Pittsburgh-based mash-up DJ Girl Talk released his latest album, Feed the Animals, as an Internet download on a choose-your-own-price basis à la Radiohead. Choosing to pay $0.00 for Feed the Animals will redirect you to a list of options asking why you’re so cheap, one of which reads, “I don’t value music made from sampling.” In RIP: A Remix Manifesto, it’s not the originality of the songs that is at stake, but who owns the rights to them.

Director Brett Gaylor makes little effort to hide his alliances in his new documentary RIP – the film is subtitled A Remix Manifesto, after all. The film consists of a series of interviews with champions of the public domain who believe that intellectual property laws interfere with our access to culture and our ability to assemble different parts of it into an innovative new whole.

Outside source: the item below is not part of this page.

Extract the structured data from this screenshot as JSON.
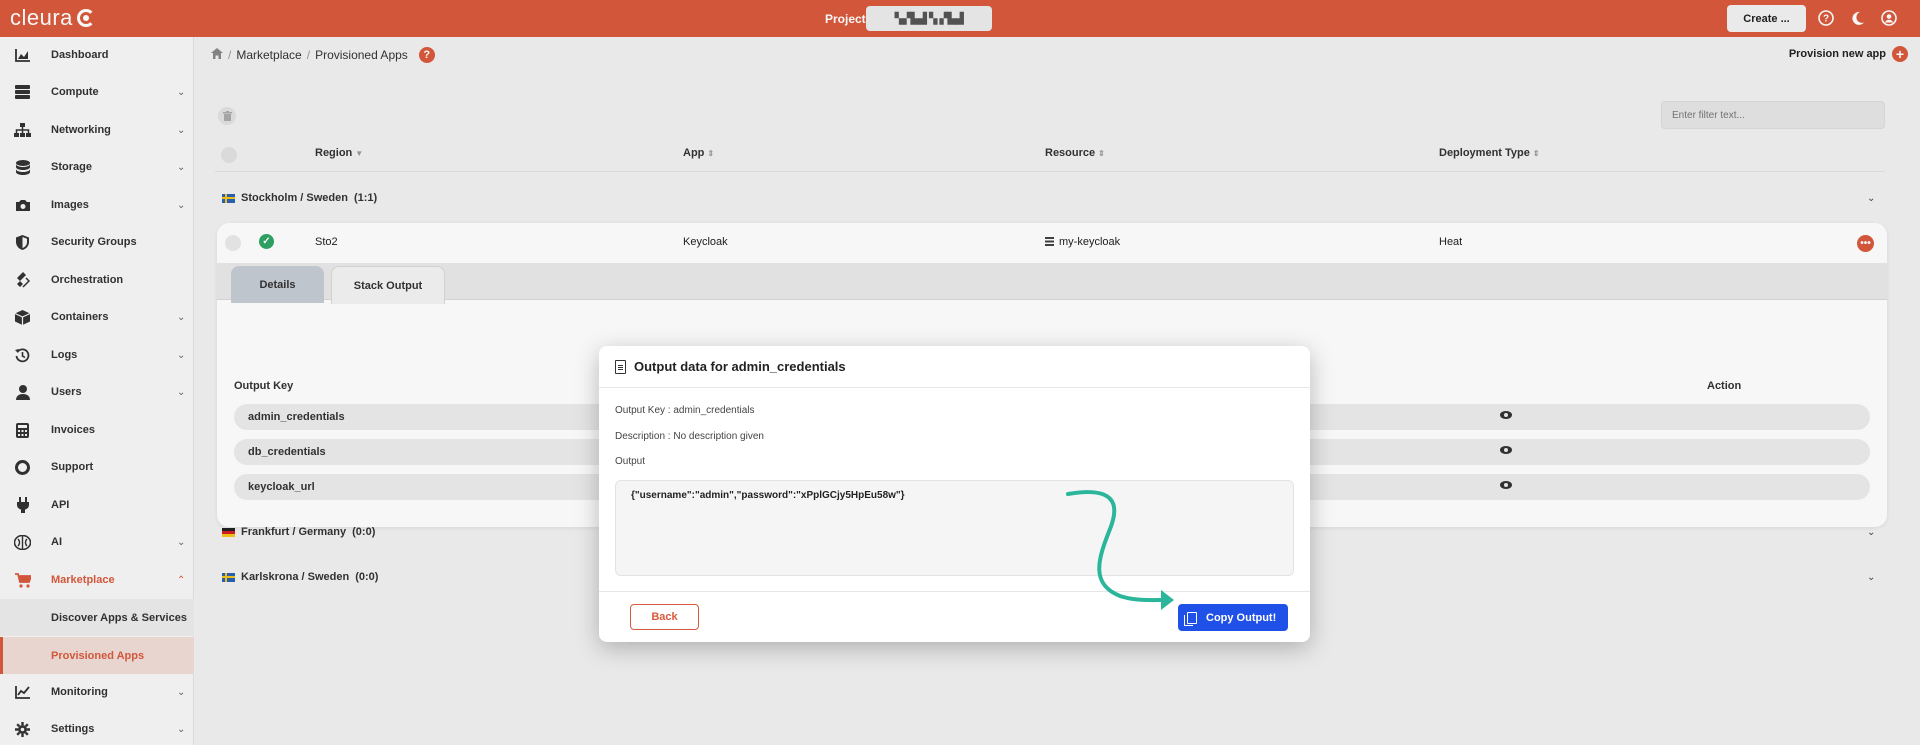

According to Gaylor, culture always builds on the past. Copyright laws are an example of the past trying to impose limits on the future, and Gaylor believes that this leads to cultural stagnation.

Beyond simply being a call for reform, RIP also provides an interesting history of copyright law from the 1710 Statute of Anne through Walt Disney’s retellings of classic fairy tales, and Negativland’s culture jamming to BitTorrent and baile funk.

RIP: A Remix Manifesto is playing October 17 at 7:30 p.m. at the Cinéma Impérial and October 18 at 7:20 p.m. Ex-Centris.